Do not add behavior to the Data Transfer patterns: Once you add behavior and calculations to the Data Transfer pattern, you cross a line into creating a more complex object type. For example, moving information around a network relating to an order adheres to the Data Transfer Object pattern. On the other hand, adding behavior to calculate sale discounts to the Data Transfer Object pattern itself would break the pattern implementation. The data transfer object is just for passing data between a client and a server-side object, nothing else. A simple guideline is Java's public instance variables . If you cannot access the data in the object directly from the public instance variable, you have crossed the line out of the Data Transfer Object pattern. For example, adding a getTotalCost() operation to the Data Transfer Collection pattern that calculates the price of all the contained data transfer objects crosses the line from flat data to derived data.

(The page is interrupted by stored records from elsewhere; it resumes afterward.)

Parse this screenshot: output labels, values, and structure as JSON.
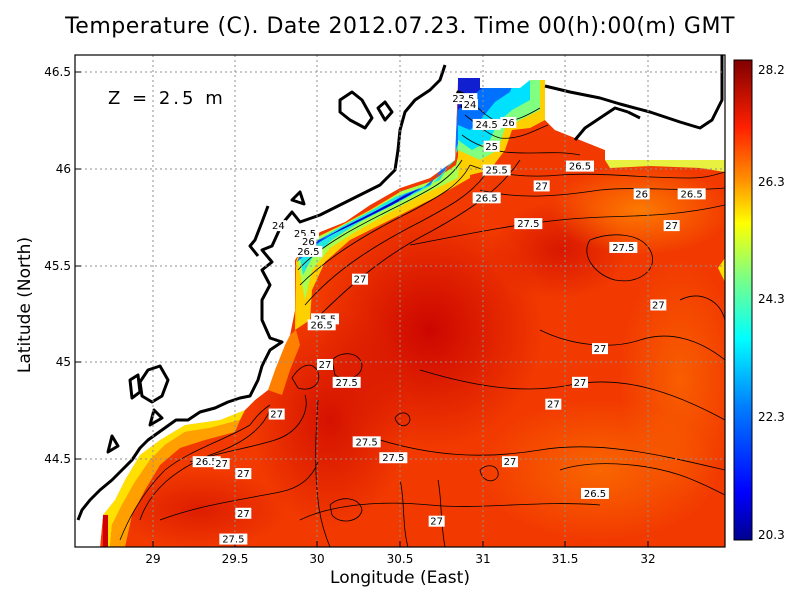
{
  "title": "Temperature (C). Date 2012.07.23. Time 00(h):00(m) GMT",
  "depth_label": "Z = 2.5 m",
  "xlabel": "Longitude (East)",
  "ylabel": "Latitude (North)",
  "chart_data": {
    "type": "heatmap",
    "title": "Temperature (C). Date 2012.07.23. Time 00(h):00(m) GMT",
    "xlabel": "Longitude (East)",
    "ylabel": "Latitude (North)",
    "xlim": [
      28.55,
      32.45
    ],
    "ylim": [
      44.07,
      46.55
    ],
    "x_ticks": [
      "29",
      "29.5",
      "30",
      "30.5",
      "31",
      "31.5",
      "32"
    ],
    "y_ticks": [
      "44.5",
      "45",
      "45.5",
      "46",
      "46.5"
    ],
    "grid": "dotted",
    "colorbar": {
      "min": 20.3,
      "max": 28.2,
      "labels": [
        "28.2",
        "26.3",
        "24.3",
        "22.3",
        "20.3"
      ],
      "colors": [
        "#00008f",
        "#0000ff",
        "#0080ff",
        "#00ffff",
        "#80ff80",
        "#ffff00",
        "#ff8000",
        "#ff0000",
        "#800000"
      ]
    },
    "contour_labels": [
      {
        "text": "23.5",
        "x": 30.88,
        "y": 46.33
      },
      {
        "text": "24",
        "x": 30.92,
        "y": 46.3
      },
      {
        "text": "24.5",
        "x": 31.02,
        "y": 46.2
      },
      {
        "text": "26",
        "x": 31.15,
        "y": 46.21
      },
      {
        "text": "25",
        "x": 31.05,
        "y": 46.09
      },
      {
        "text": "25.5",
        "x": 31.08,
        "y": 45.97
      },
      {
        "text": "26.5",
        "x": 31.58,
        "y": 45.99
      },
      {
        "text": "27",
        "x": 31.35,
        "y": 45.89
      },
      {
        "text": "26",
        "x": 31.95,
        "y": 45.85
      },
      {
        "text": "26.5",
        "x": 32.25,
        "y": 45.85
      },
      {
        "text": "26.5",
        "x": 31.02,
        "y": 45.83
      },
      {
        "text": "27.5",
        "x": 31.27,
        "y": 45.7
      },
      {
        "text": "27",
        "x": 32.13,
        "y": 45.69
      },
      {
        "text": "24",
        "x": 29.77,
        "y": 45.69
      },
      {
        "text": "25.5",
        "x": 29.93,
        "y": 45.65
      },
      {
        "text": "26",
        "x": 29.95,
        "y": 45.61
      },
      {
        "text": "26.5",
        "x": 29.95,
        "y": 45.56
      },
      {
        "text": "27.5",
        "x": 31.84,
        "y": 45.58
      },
      {
        "text": "27",
        "x": 30.26,
        "y": 45.42
      },
      {
        "text": "27",
        "x": 32.05,
        "y": 45.29
      },
      {
        "text": "25.5",
        "x": 30.05,
        "y": 45.22
      },
      {
        "text": "26.5",
        "x": 30.03,
        "y": 45.19
      },
      {
        "text": "27",
        "x": 31.7,
        "y": 45.07
      },
      {
        "text": "27",
        "x": 30.05,
        "y": 44.99
      },
      {
        "text": "27.5",
        "x": 30.18,
        "y": 44.9
      },
      {
        "text": "27",
        "x": 31.58,
        "y": 44.9
      },
      {
        "text": "27",
        "x": 31.42,
        "y": 44.79
      },
      {
        "text": "27",
        "x": 29.76,
        "y": 44.74
      },
      {
        "text": "27.5",
        "x": 30.3,
        "y": 44.6
      },
      {
        "text": "27.5",
        "x": 30.46,
        "y": 44.52
      },
      {
        "text": "26.5",
        "x": 29.34,
        "y": 44.5
      },
      {
        "text": "27",
        "x": 29.43,
        "y": 44.49
      },
      {
        "text": "27",
        "x": 31.16,
        "y": 44.5
      },
      {
        "text": "27",
        "x": 29.56,
        "y": 44.44
      },
      {
        "text": "26.5",
        "x": 31.67,
        "y": 44.34
      },
      {
        "text": "27",
        "x": 29.56,
        "y": 44.24
      },
      {
        "text": "27",
        "x": 30.72,
        "y": 44.2
      },
      {
        "text": "27.5",
        "x": 29.5,
        "y": 44.11
      }
    ]
  }
}
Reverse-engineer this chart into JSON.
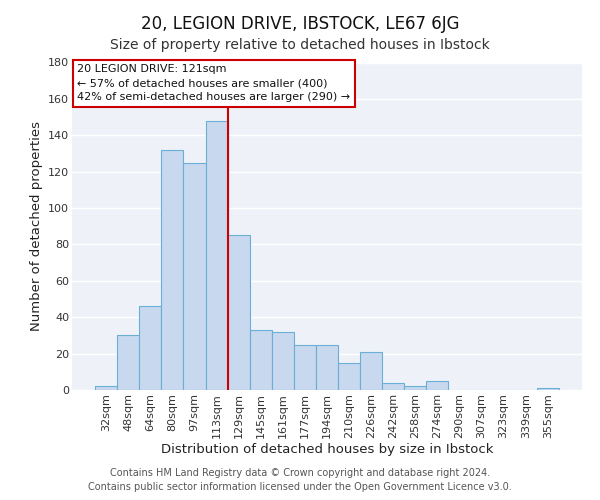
{
  "title": "20, LEGION DRIVE, IBSTOCK, LE67 6JG",
  "subtitle": "Size of property relative to detached houses in Ibstock",
  "xlabel": "Distribution of detached houses by size in Ibstock",
  "ylabel": "Number of detached properties",
  "bar_labels": [
    "32sqm",
    "48sqm",
    "64sqm",
    "80sqm",
    "97sqm",
    "113sqm",
    "129sqm",
    "145sqm",
    "161sqm",
    "177sqm",
    "194sqm",
    "210sqm",
    "226sqm",
    "242sqm",
    "258sqm",
    "274sqm",
    "290sqm",
    "307sqm",
    "323sqm",
    "339sqm",
    "355sqm"
  ],
  "bar_values": [
    2,
    30,
    46,
    132,
    125,
    148,
    85,
    33,
    32,
    25,
    25,
    15,
    21,
    4,
    2,
    5,
    0,
    0,
    0,
    0,
    1
  ],
  "bar_color": "#c8d8ee",
  "bar_edge_color": "#6baed6",
  "ylim": [
    0,
    180
  ],
  "yticks": [
    0,
    20,
    40,
    60,
    80,
    100,
    120,
    140,
    160,
    180
  ],
  "vline_x": 5.5,
  "vline_color": "#cc0000",
  "annotation_title": "20 LEGION DRIVE: 121sqm",
  "annotation_line1": "← 57% of detached houses are smaller (400)",
  "annotation_line2": "42% of semi-detached houses are larger (290) →",
  "annotation_box_color": "#ffffff",
  "annotation_box_edge": "#cc0000",
  "footer_line1": "Contains HM Land Registry data © Crown copyright and database right 2024.",
  "footer_line2": "Contains public sector information licensed under the Open Government Licence v3.0.",
  "fig_background_color": "#ffffff",
  "plot_background_color": "#eef2f8",
  "grid_color": "#ffffff",
  "title_fontsize": 12,
  "subtitle_fontsize": 10,
  "axis_label_fontsize": 9.5,
  "tick_fontsize": 8,
  "annotation_fontsize": 8,
  "footer_fontsize": 7
}
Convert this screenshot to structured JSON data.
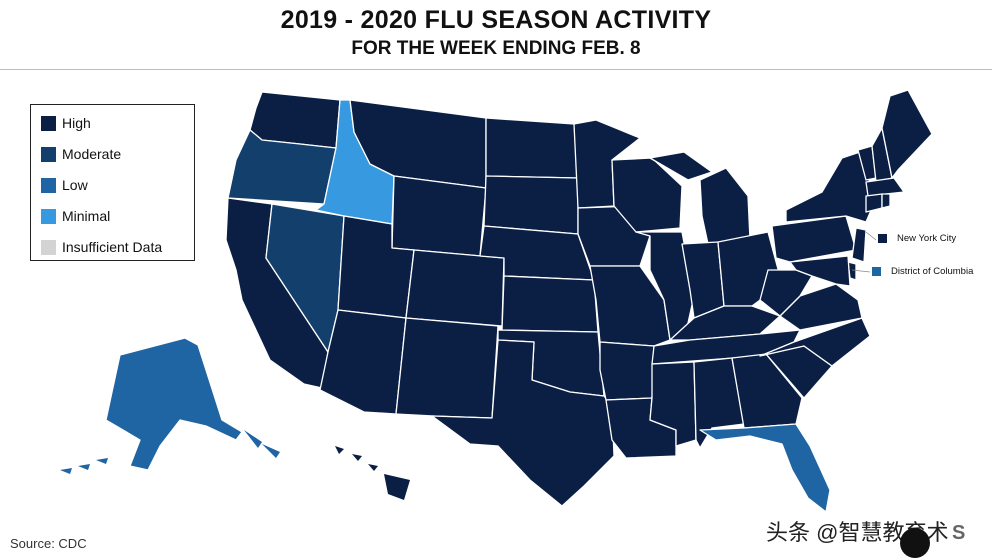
{
  "title": "2019 - 2020 FLU SEASON ACTIVITY",
  "subtitle": "FOR THE WEEK ENDING FEB. 8",
  "legend": [
    {
      "label": "High",
      "color": "#0b1f45"
    },
    {
      "label": "Moderate",
      "color": "#123f6c"
    },
    {
      "label": "Low",
      "color": "#1f64a3"
    },
    {
      "label": "Minimal",
      "color": "#3799df"
    },
    {
      "label": "Insufficient Data",
      "color": "#d3d3d3"
    }
  ],
  "callouts": [
    {
      "label": "New York City",
      "level": "High",
      "color": "#0b1f45"
    },
    {
      "label": "District of Columbia",
      "level": "Low",
      "color": "#1f64a3"
    }
  ],
  "states": {
    "WA": "High",
    "OR": "Moderate",
    "ID": "Minimal",
    "NV": "Moderate",
    "CA": "High",
    "MT": "High",
    "WY": "High",
    "UT": "High",
    "AZ": "High",
    "CO": "High",
    "NM": "High",
    "ND": "High",
    "SD": "High",
    "NE": "High",
    "KS": "High",
    "OK": "High",
    "TX": "High",
    "MN": "High",
    "IA": "High",
    "MO": "High",
    "AR": "High",
    "LA": "High",
    "WI": "High",
    "IL": "High",
    "MI": "High",
    "IN": "High",
    "OH": "High",
    "KY": "High",
    "TN": "High",
    "MS": "High",
    "AL": "High",
    "GA": "High",
    "FL": "Low",
    "SC": "High",
    "NC": "High",
    "VA": "High",
    "WV": "High",
    "PA": "High",
    "NY": "High",
    "VT": "High",
    "NH": "High",
    "ME": "High",
    "MA": "High",
    "RI": "High",
    "CT": "High",
    "NJ": "High",
    "DE": "High",
    "MD": "High",
    "AK": "Low",
    "HI": "High"
  },
  "source": "Source: CDC",
  "watermark": "头条 @智慧教育术",
  "watermark_tail": "S"
}
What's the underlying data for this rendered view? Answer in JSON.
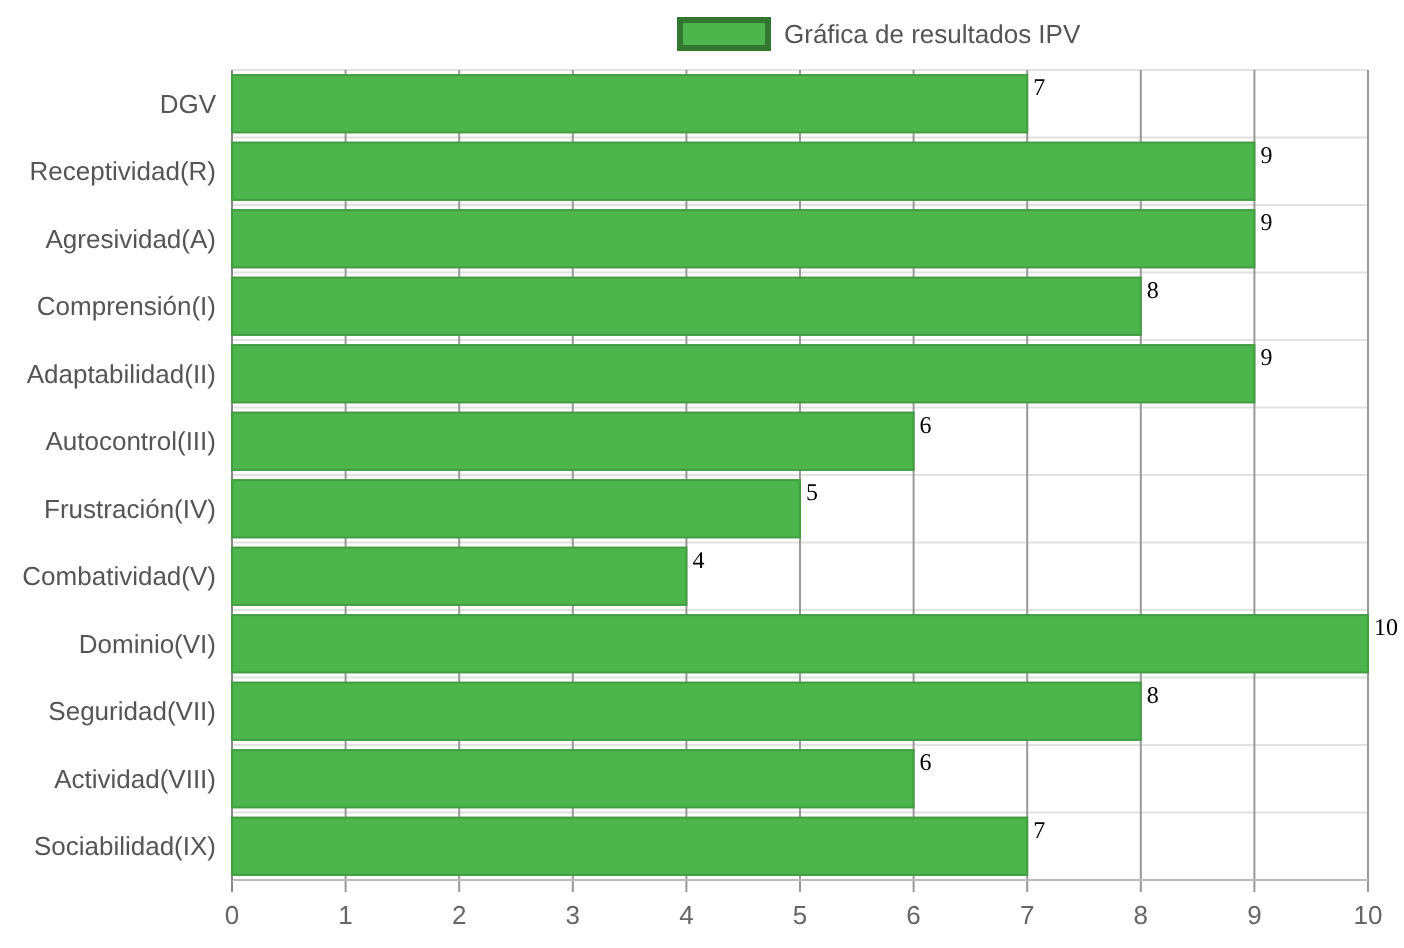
{
  "chart_data": {
    "type": "bar",
    "orientation": "horizontal",
    "categories": [
      "DGV",
      "Receptividad(R)",
      "Agresividad(A)",
      "Comprensión(I)",
      "Adaptabilidad(II)",
      "Autocontrol(III)",
      "Frustración(IV)",
      "Combatividad(V)",
      "Dominio(VI)",
      "Seguridad(VII)",
      "Actividad(VIII)",
      "Sociabilidad(IX)"
    ],
    "series": [
      {
        "name": "Gráfica de resultados IPV",
        "color": "#4cb54c",
        "values": [
          7,
          9,
          9,
          8,
          9,
          6,
          5,
          4,
          10,
          8,
          6,
          7
        ]
      }
    ],
    "xlim": [
      0,
      10
    ],
    "xticks": [
      0,
      1,
      2,
      3,
      4,
      5,
      6,
      7,
      8,
      9,
      10
    ],
    "grid": true,
    "legend": "top",
    "data_labels": true
  }
}
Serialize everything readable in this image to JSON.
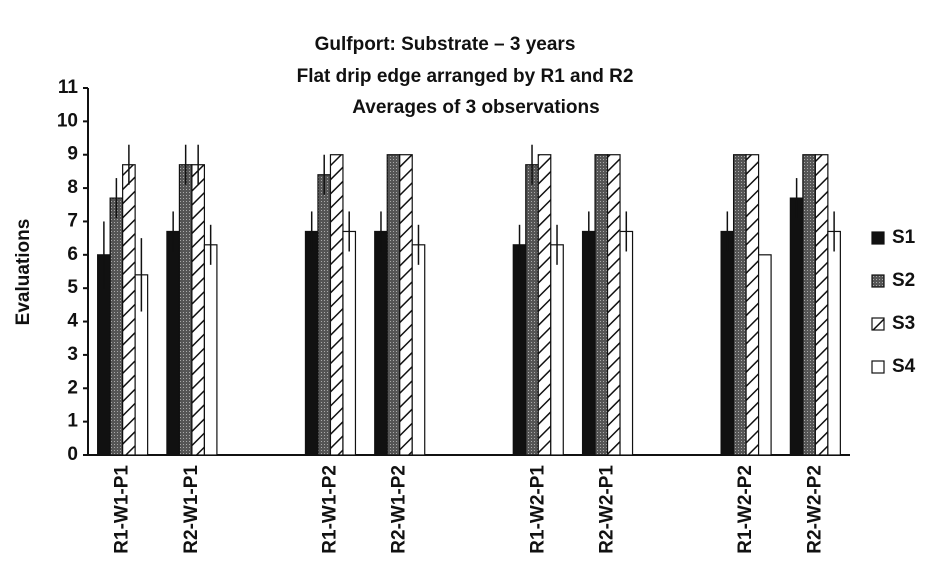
{
  "chart_data": {
    "type": "bar",
    "title": "Gulfport: Substrate – 3 years",
    "subtitle": [
      "Flat drip edge arranged by R1 and R2",
      "Averages of 3 observations"
    ],
    "y_label": "Evaluations",
    "categories": [
      "R1-W1-P1",
      "R2-W1-P1",
      null,
      "R1-W1-P2",
      "R2-W1-P2",
      null,
      "R1-W2-P1",
      "R2-W2-P1",
      null,
      "R1-W2-P2",
      "R2-W2-P2"
    ],
    "series": [
      {
        "name": "S1",
        "color": "#111111",
        "pattern": "solid",
        "values": [
          6.0,
          6.7,
          null,
          6.7,
          6.7,
          null,
          6.3,
          6.7,
          null,
          6.7,
          7.7
        ],
        "errors": [
          1.0,
          0.6,
          null,
          0.6,
          0.6,
          null,
          0.6,
          0.6,
          null,
          0.6,
          0.6
        ]
      },
      {
        "name": "S2",
        "color": "#555555",
        "pattern": "dots",
        "values": [
          7.7,
          8.7,
          null,
          8.4,
          9.0,
          null,
          8.7,
          9.0,
          null,
          9.0,
          9.0
        ],
        "errors": [
          0.6,
          0.6,
          null,
          0.6,
          0,
          null,
          0.6,
          0,
          null,
          0,
          0
        ]
      },
      {
        "name": "S3",
        "color": "#111111",
        "pattern": "hatch",
        "values": [
          8.7,
          8.7,
          null,
          9.0,
          9.0,
          null,
          9.0,
          9.0,
          null,
          9.0,
          9.0
        ],
        "errors": [
          0.6,
          0.6,
          null,
          0,
          0,
          null,
          0,
          0,
          null,
          0,
          0
        ]
      },
      {
        "name": "S4",
        "color": "#ffffff",
        "pattern": "solid",
        "values": [
          5.4,
          6.3,
          null,
          6.7,
          6.3,
          null,
          6.3,
          6.7,
          null,
          6.0,
          6.7
        ],
        "errors": [
          1.1,
          0.6,
          null,
          0.6,
          0.6,
          null,
          0.6,
          0.6,
          null,
          0,
          0.6
        ]
      }
    ],
    "ylim": [
      0,
      11
    ],
    "yticks": [
      0,
      1,
      2,
      3,
      4,
      5,
      6,
      7,
      8,
      9,
      10,
      11
    ],
    "legend": "right"
  }
}
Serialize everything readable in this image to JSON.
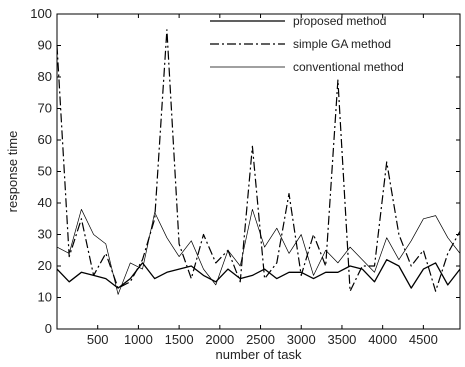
{
  "chart_data": {
    "type": "line",
    "xlabel": "number of task",
    "ylabel": "response time",
    "xlim": [
      0,
      4950
    ],
    "ylim": [
      0,
      100
    ],
    "xticks": [
      500,
      1000,
      1500,
      2000,
      2500,
      3000,
      3500,
      4000,
      4500
    ],
    "yticks": [
      0,
      10,
      20,
      30,
      40,
      50,
      60,
      70,
      80,
      90,
      100
    ],
    "grid": false,
    "legend_position": "top-right",
    "series": [
      {
        "name": "proposed method",
        "style": "solid",
        "x": [
          0,
          150,
          300,
          450,
          600,
          750,
          900,
          1050,
          1200,
          1350,
          1500,
          1650,
          1800,
          1950,
          2100,
          2250,
          2400,
          2550,
          2700,
          2850,
          3000,
          3150,
          3300,
          3450,
          3600,
          3750,
          3900,
          4050,
          4200,
          4350,
          4500,
          4650,
          4800,
          4950
        ],
        "y": [
          19,
          15,
          18,
          17,
          16,
          13,
          16,
          21,
          16,
          18,
          19,
          20,
          17,
          15,
          19,
          16,
          17,
          19,
          16,
          18,
          18,
          16,
          18,
          18,
          20,
          19,
          15,
          22,
          20,
          13,
          19,
          21,
          14,
          19
        ]
      },
      {
        "name": "simple GA method",
        "style": "dash-dot",
        "x": [
          0,
          150,
          300,
          450,
          600,
          750,
          900,
          1050,
          1200,
          1350,
          1500,
          1650,
          1800,
          1950,
          2100,
          2250,
          2400,
          2550,
          2700,
          2850,
          3000,
          3150,
          3300,
          3450,
          3600,
          3750,
          3900,
          4050,
          4200,
          4350,
          4500,
          4650,
          4800,
          4950
        ],
        "y": [
          90,
          23,
          35,
          17,
          24,
          13,
          15,
          22,
          35,
          95,
          27,
          16,
          30,
          21,
          25,
          15,
          58,
          16,
          21,
          43,
          17,
          30,
          20,
          79,
          12,
          20,
          20,
          53,
          30,
          20,
          25,
          12,
          24,
          31
        ]
      },
      {
        "name": "conventional method",
        "style": "thin-solid",
        "x": [
          0,
          150,
          300,
          450,
          600,
          750,
          900,
          1050,
          1200,
          1350,
          1500,
          1650,
          1800,
          1950,
          2100,
          2250,
          2400,
          2550,
          2700,
          2850,
          3000,
          3150,
          3300,
          3450,
          3600,
          3750,
          3900,
          4050,
          4200,
          4350,
          4500,
          4650,
          4800,
          4950
        ],
        "y": [
          26,
          24,
          38,
          30,
          27,
          11,
          21,
          19,
          37,
          29,
          23,
          28,
          19,
          14,
          25,
          20,
          38,
          26,
          32,
          24,
          30,
          17,
          25,
          21,
          26,
          22,
          18,
          29,
          22,
          28,
          35,
          36,
          29,
          24
        ]
      }
    ]
  }
}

The set operation on a data transfer object instance or a data transfer collection instance should be a single transaction: Often, on server-side components , each set method will begin and commit a transaction. The DataTransferObject instance gives a natural boundary to the scope of a transaction by grouping common properties together in a Data Transfer pattern. You can create your attribute groups on your Data Transfer Object pattern to ensure that clients cannot put data in a partially updated state.